Pressemeldung Nr. 119 vom

Initiative „Seebrücke – schafft sichere Häfen“ Polat: Bundesregierung muss mehr Einsatz zeigen

Filiz Polat, Bundestagsabgeordnete und migrationspolitische Sprecherin der Bundestagsfraktion von Bündnis/Die Grünen, kritisiert die Bundesregierung dafür, dass trotz der Angebote Osnabrücks und zahlreicher weiterer Städte in Niedersachsen und bundesweit zur Aufnahme in Seenot geratener Menschen die Zahl der Aufnahmekontingente weit hinter dem zurück bleibt, was möglich wäre. Auch die schleppende Umsetzung stößt bei Polat auf Kritik.

Aus der Antwort der Bundesregierung auf eine schriftliche Frage der Abgeordneten ging Mitte November hervor, dass erst 50 Asylsuchenden aus Italien und insgesamt bis zu 65 Asylsuchenden aus Malta ein sicherer Hafen in deutschen Städten zugesagt worden. Polats Nachfrage bei der Bundesregierung ergab nun, dass am 14. November 2018 immerhin die ersten 23 Personen aus Italien und am 26. November 2018 24 Personen aus Malta nach Deutschland verteilt wurden. Der nächste Flug sei für Anfang Dezember geplant.

Dazu erklärt Filiz Polat: „Es ist zwar ein gutes Zeichen, dass die ersten 47 Geflüchteten nun einen sicheren Hafen in Deutschland gefunden haben. Angesichts der Tragödien im Mittelmeer wäre eine schnellere Umverteilung und höhere Aufnahmekontingente dennoch ein wichtiges Signal in Richtung Italien und Malta.“

Die Länder am Mittelmeer hatten zuletzt das Einlaufen von zivilen Seenotrettungsorganisationen untersagt. Erst nach Signalen einiger Bundesländer – hier auch Niedersachsen – wurden die Häfen wieder geöffnet.

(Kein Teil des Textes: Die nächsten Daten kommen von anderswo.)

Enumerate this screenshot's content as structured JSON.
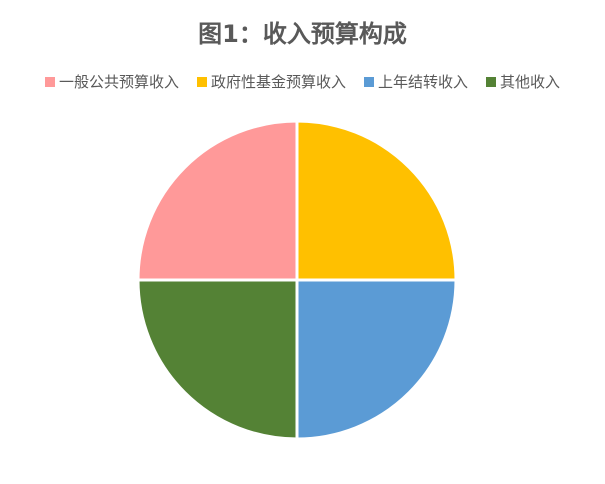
{
  "chart_data": {
    "type": "pie",
    "title": "图1：收入预算构成",
    "start_angle_deg": 270,
    "legend_position": "top",
    "slices": [
      {
        "name": "一般公共预算收入",
        "value": 25,
        "color": "#FF9999"
      },
      {
        "name": "政府性基金预算收入",
        "value": 25,
        "color": "#FFC000"
      },
      {
        "name": "上年结转收入",
        "value": 25,
        "color": "#5B9BD5"
      },
      {
        "name": "其他收入",
        "value": 25,
        "color": "#548235"
      }
    ]
  }
}
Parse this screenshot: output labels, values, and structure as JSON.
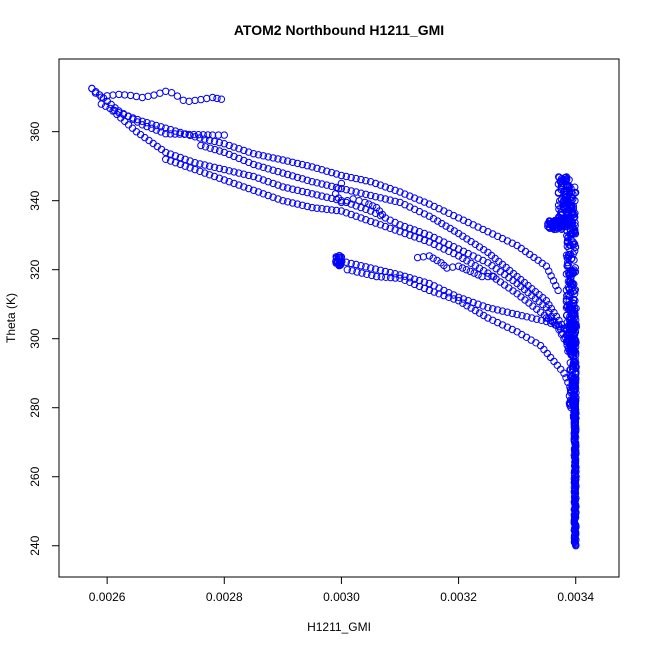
{
  "chart_data": {
    "type": "scatter",
    "title": "ATOM2 Northbound H1211_GMI",
    "xlabel": "H1211_GMI",
    "ylabel": "Theta (K)",
    "xlim": [
      0.00254,
      0.00345
    ],
    "ylim": [
      235,
      377
    ],
    "xticks": [
      0.0026,
      0.0028,
      0.003,
      0.0032,
      0.0034
    ],
    "xtick_labels": [
      "0.0026",
      "0.0028",
      "0.0030",
      "0.0032",
      "0.0034"
    ],
    "yticks": [
      240,
      260,
      280,
      300,
      320,
      340,
      360
    ],
    "ytick_labels": [
      "240",
      "260",
      "280",
      "300",
      "320",
      "340",
      "360"
    ],
    "grid": false,
    "legend": "none",
    "marker": "open-circle",
    "point_color": "#0000ff",
    "series": [
      {
        "path_segments": [
          [
            [
              0.002574,
              372.5
            ],
            [
              0.00258,
              371.2
            ],
            [
              0.00259,
              370.0
            ],
            [
              0.0026,
              370.4
            ],
            [
              0.00262,
              370.8
            ],
            [
              0.00264,
              370.5
            ],
            [
              0.00266,
              369.9
            ],
            [
              0.00268,
              370.6
            ],
            [
              0.0027,
              371.7
            ],
            [
              0.00271,
              371.3
            ],
            [
              0.00272,
              370.3
            ],
            [
              0.00273,
              369.1
            ],
            [
              0.00274,
              368.8
            ],
            [
              0.00276,
              369.3
            ],
            [
              0.00278,
              369.9
            ],
            [
              0.002795,
              369.4
            ]
          ],
          [
            [
              0.002574,
              372.5
            ],
            [
              0.00262,
              366.0
            ],
            [
              0.00266,
              362.0
            ],
            [
              0.0027,
              359.4
            ],
            [
              0.00274,
              359.2
            ],
            [
              0.00278,
              359.0
            ],
            [
              0.0028,
              359.0
            ]
          ],
          [
            [
              0.00259,
              368.0
            ],
            [
              0.00262,
              365.5
            ],
            [
              0.00266,
              363.0
            ],
            [
              0.0027,
              361.0
            ],
            [
              0.00275,
              358.5
            ],
            [
              0.0028,
              356.5
            ],
            [
              0.00285,
              353.6
            ],
            [
              0.0029,
              351.8
            ],
            [
              0.00295,
              349.8
            ],
            [
              0.003,
              347.3
            ],
            [
              0.00305,
              345.5
            ],
            [
              0.0031,
              342.5
            ],
            [
              0.00315,
              339.0
            ],
            [
              0.0032,
              335.0
            ],
            [
              0.00325,
              331.0
            ],
            [
              0.0033,
              327.0
            ],
            [
              0.00335,
              321.0
            ],
            [
              0.00337,
              314.0
            ]
          ],
          [
            [
              0.00261,
              366.0
            ],
            [
              0.00265,
              360.0
            ],
            [
              0.0027,
              354.0
            ],
            [
              0.00275,
              351.0
            ],
            [
              0.0028,
              349.0
            ],
            [
              0.00285,
              347.0
            ],
            [
              0.0029,
              344.0
            ],
            [
              0.00295,
              342.0
            ],
            [
              0.003,
              340.0
            ],
            [
              0.00305,
              337.0
            ],
            [
              0.0031,
              333.0
            ],
            [
              0.00315,
              330.0
            ],
            [
              0.0032,
              326.0
            ],
            [
              0.00325,
              322.0
            ],
            [
              0.0033,
              316.0
            ],
            [
              0.00335,
              309.0
            ],
            [
              0.00338,
              300.0
            ]
          ],
          [
            [
              0.00276,
              356.0
            ],
            [
              0.0028,
              354.0
            ],
            [
              0.00285,
              350.5
            ],
            [
              0.0029,
              348.0
            ],
            [
              0.00295,
              345.5
            ],
            [
              0.003,
              343.5
            ],
            [
              0.00305,
              341.5
            ],
            [
              0.0031,
              339.5
            ],
            [
              0.00315,
              335.5
            ],
            [
              0.0032,
              330.5
            ],
            [
              0.00325,
              325.0
            ],
            [
              0.0033,
              318.0
            ],
            [
              0.00335,
              311.0
            ],
            [
              0.00338,
              303.0
            ]
          ],
          [
            [
              0.0027,
              352.0
            ],
            [
              0.00275,
              349.0
            ],
            [
              0.0028,
              346.0
            ],
            [
              0.00285,
              343.0
            ],
            [
              0.0029,
              340.0
            ],
            [
              0.00295,
              338.0
            ],
            [
              0.003,
              337.0
            ],
            [
              0.00305,
              334.0
            ],
            [
              0.0031,
              331.0
            ],
            [
              0.00315,
              328.0
            ],
            [
              0.0032,
              324.0
            ],
            [
              0.00325,
              319.0
            ],
            [
              0.0033,
              313.0
            ],
            [
              0.00336,
              305.0
            ]
          ],
          [
            [
              0.003,
              322.5
            ],
            [
              0.00305,
              320.5
            ],
            [
              0.0031,
              318.5
            ],
            [
              0.00315,
              316.0
            ],
            [
              0.0032,
              312.0
            ],
            [
              0.00325,
              309.0
            ],
            [
              0.0033,
              307.0
            ],
            [
              0.00335,
              305.0
            ],
            [
              0.00338,
              303.0
            ]
          ],
          [
            [
              0.00301,
              320.0
            ],
            [
              0.00306,
              318.0
            ],
            [
              0.0031,
              317.5
            ],
            [
              0.00315,
              314.0
            ],
            [
              0.0032,
              311.0
            ],
            [
              0.00325,
              306.0
            ],
            [
              0.0033,
              302.0
            ],
            [
              0.00334,
              298.0
            ],
            [
              0.00338,
              290.0
            ],
            [
              0.0034,
              282.0
            ]
          ],
          [
            [
              0.003,
              345.0
            ],
            [
              0.00299,
              342.0
            ],
            [
              0.003,
              339.5
            ],
            [
              0.00302,
              340.5
            ],
            [
              0.00304,
              339.5
            ],
            [
              0.00306,
              338.0
            ],
            [
              0.00307,
              336.0
            ]
          ],
          [
            [
              0.00313,
              323.5
            ],
            [
              0.00315,
              324.0
            ],
            [
              0.00317,
              322.0
            ],
            [
              0.00318,
              320.5
            ],
            [
              0.0032,
              321.0
            ],
            [
              0.00322,
              319.5
            ],
            [
              0.00324,
              318.0
            ],
            [
              0.00326,
              318.0
            ]
          ],
          [
            [
              0.00335,
              306.0
            ],
            [
              0.00337,
              304.0
            ],
            [
              0.00339,
              298.0
            ],
            [
              0.0034,
              296.0
            ]
          ]
        ],
        "clusters": [
          {
            "x": 0.002995,
            "y": 322.5,
            "dx": 6e-06,
            "dy": 1.6,
            "n": 28
          },
          {
            "x": 0.00337,
            "y": 333.0,
            "dx": 1.8e-05,
            "dy": 1.3,
            "n": 60
          },
          {
            "x": 0.00338,
            "y": 340.0,
            "dx": 1e-05,
            "dy": 7.0,
            "n": 90
          },
          {
            "x": 0.003392,
            "y": 320.0,
            "dx": 8e-06,
            "dy": 24.0,
            "n": 220
          },
          {
            "x": 0.003395,
            "y": 295.0,
            "dx": 6e-06,
            "dy": 15.0,
            "n": 120
          },
          {
            "x": 0.003398,
            "y": 282.0,
            "dx": 2e-06,
            "dy": 6.0,
            "n": 45
          }
        ],
        "column": {
          "x": 0.003399,
          "dx": 1.5e-06,
          "ymin": 240.0,
          "ymax": 282.0,
          "n": 150
        }
      }
    ]
  }
}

Die kommunalen Initiativen, u.a. angestoßen durch die Seebrücke-Bewegung in Osnabrück, haben einen großen Beitrag geleistet, dass immer mehr Städte in Deutschland zu Städten der Zuflucht werden. Polat kritisiert jedoch die Bundesregierung: „Während die Menschen in Italien, Malta und anderswo warten, endlich irgendwo anzukommen nach ihrer langen Flucht, zieht die Bundesregierung die Weiterreise nun noch mit bürokratischen Verfahren unnötig in die Länge. Wir fordern die Bundesregierung daher auf, eine schnelle Umsetzung und zusätzliche Aufnahmen zu ermöglichen.“

Zum Hintergrund:

Über das so genannte Relocation-Verfahren werden Asylsuchende aus EU-Mitgliedsstaaten, die als Erstaufnahmeland mit der Zahl der Asylerstantragersteller*innen überfordert sind – wie aktuell Griechenland und Italien –, in andere Mitgliedsstaaten umverteilt. Damit soll eine gerechte Verteilung der Asylsuchenden jenseits der Dublin-Regelungen innerhalb Europas erreicht werden. Voraussetzung für das Relocation-Verfahren ist, dass die Asylsuchenden aus Herkunftsländern stammen, bei denen die durchschnittliche Anerkennungsquote in der EU mindestens 75 Prozent beträgt.